Le indagini iniziali e gli errori
Le indagini del 1994 si concentrarono su due ex amanti di Antonella: Umberto Nardinocchi, prosciolto grazie a un alibi solido, e Vittorio Biffani, fotografo 51enne che aveva ricevuto un prestito di 42 milioni di lire dalla vittima. Biffani, processato insieme alla moglie per tentata estorsione, fu assolto nel 1997 (sentenza confermata in Cassazione nel 2003) dopo che un errore clamoroso emerse: il test del guanto di paraffina, che indicava tracce di polvere da sparo, era stato confuso con quello di un’altra persona. Inoltre, un’impronta sull’armadio apparteneva a un terzo soggetto mai identificato, rafforzando l’ipotesi di un assassino esterno. Errori investigativi, come la perdita del pianale dell’armadio con un’impronta di scarpa e la mancata analisi del bossolo, compromisero l’inchiesta. La gestione approssimativa della scena del crimine e la sparizione di reperti alimentarono sospetti di depistaggi.

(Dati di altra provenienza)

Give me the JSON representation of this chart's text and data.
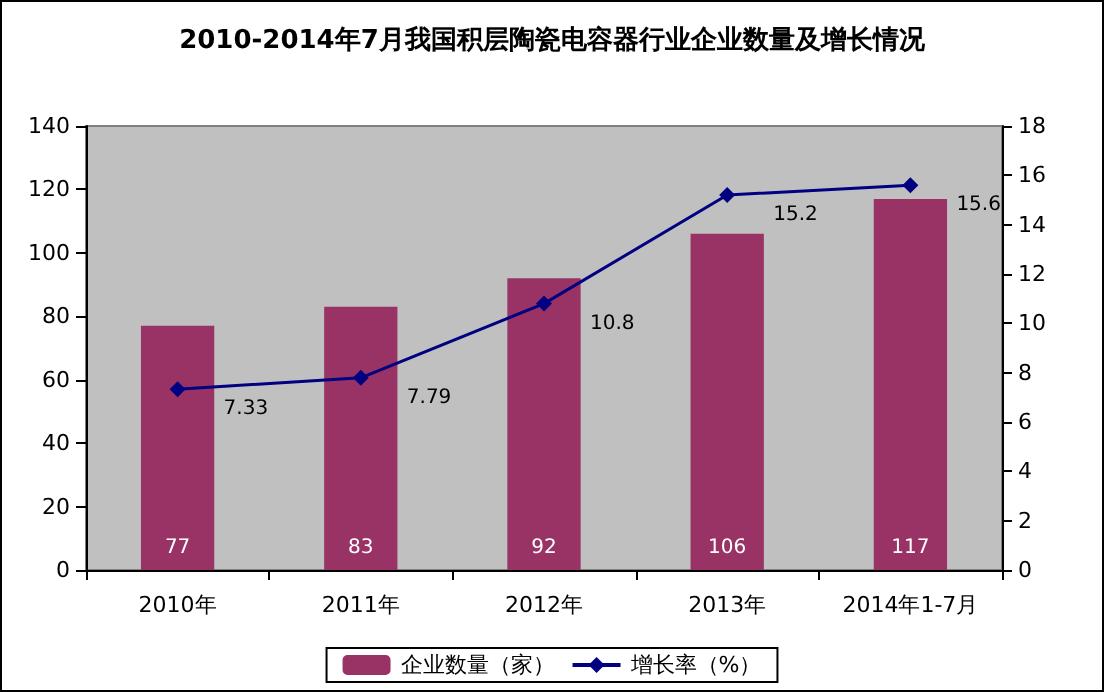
{
  "chart_data": {
    "type": "bar",
    "title": "2010-2014年7月我国积层陶瓷电容器行业企业数量及增长情况",
    "categories": [
      "2010年",
      "2011年",
      "2012年",
      "2013年",
      "2014年1-7月"
    ],
    "series": [
      {
        "name": "企业数量（家）",
        "color": "#993366",
        "values": [
          77,
          83,
          92,
          106,
          117
        ]
      },
      {
        "name": "增长率（%）",
        "type": "line",
        "axis": "y2",
        "color": "#000080",
        "values": [
          7.33,
          7.79,
          10.8,
          15.2,
          15.6
        ],
        "marker": "diamond",
        "line_style": "solid"
      }
    ],
    "ylim": [
      0,
      140
    ],
    "yticks": [
      0,
      20,
      40,
      60,
      80,
      100,
      120,
      140
    ],
    "y2lim": [
      0,
      18
    ],
    "y2ticks": [
      0,
      2,
      4,
      6,
      8,
      10,
      12,
      14,
      16,
      18
    ],
    "data_labels": true,
    "grid": false,
    "legend": "bottom"
  }
}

La “terza pista” e il testimone chiave
La riapertura dell’inchiesta si focalizza sulla possibilità di un terzo soggetto, uomo o donna, potenzialmente legato all’ambiente lavorativo di Antonella, come suggerito dalla sorella, che ha sempre dubitato della pista passionale. Un testimone, Sergio Bottaro, vicino di casa, riferì di aver visto la sera del delitto un uomo robusto, sui 50 anni, con baffi, che fumava nervosamente tenendo una busta di plastica, simile a quella usata per soffocare la vittima. Bottaro, intervistato dal Corriere, raccontò di aver subito minacce e pedinamenti dopo la sua testimonianza, rafforzando l’ipotesi che avesse visto l’assassino. La pm Bifulco sta valutando di riascoltare Bottaro e altri vicini, oltre a riesaminare le formazioni pilifere (capelli e peli) trovate sul letto, non appartenenti né a Biffani né a Nardinocchi.

Le speranze della famiglia
Carla Di Veroli, 73 anni, ha espresso cautela ma fiducia: “Posso solo essere grata e avere fiducia nel lavoro investigativo”. La nipote Alessandra Desoindre, che all’epoca aveva 15 anni, ha ricordato Antonella come una donna affettuosa, ingiustamente dipinta dai media come frivola. La famiglia, supportata da Vasaturo, punta sulle moderne tecniche forensi per identificare il colpevole, convinta che Antonella conoscesse l’assassino, avendo aperto la porta senza segni di effrazione.
Un cold case che torna alla ribalta
Il “delitto dell’armadio”, come è noto, è uno dei grandi misteri romani, paragonabile al caso di via Poma. La possibilità che il bossolo, l’impronta sull’armadio e il Dna sui reperti possano essere analizzati con strumenti attuali alimenta le speranze di giustizia. Resta aperta l’ipotesi di un delitto legato a questioni professionali o personali non chiarite, come il riferimento a un “cane sciolto” nel diario di Antonella o i regali con l’iniziale “E” acquistati per San Valentino. La Procura di Roma, con il supporto del Nucleo Investigativo, sta lavorando per colmare le lacune di un’inchiesta segnata da errori e omissioni. Il caso Di Veroli, dopo 31 anni, potrebbe finalmente trovare una risposta, dando pace a una famiglia che non ha mai smesso di cercare la verità.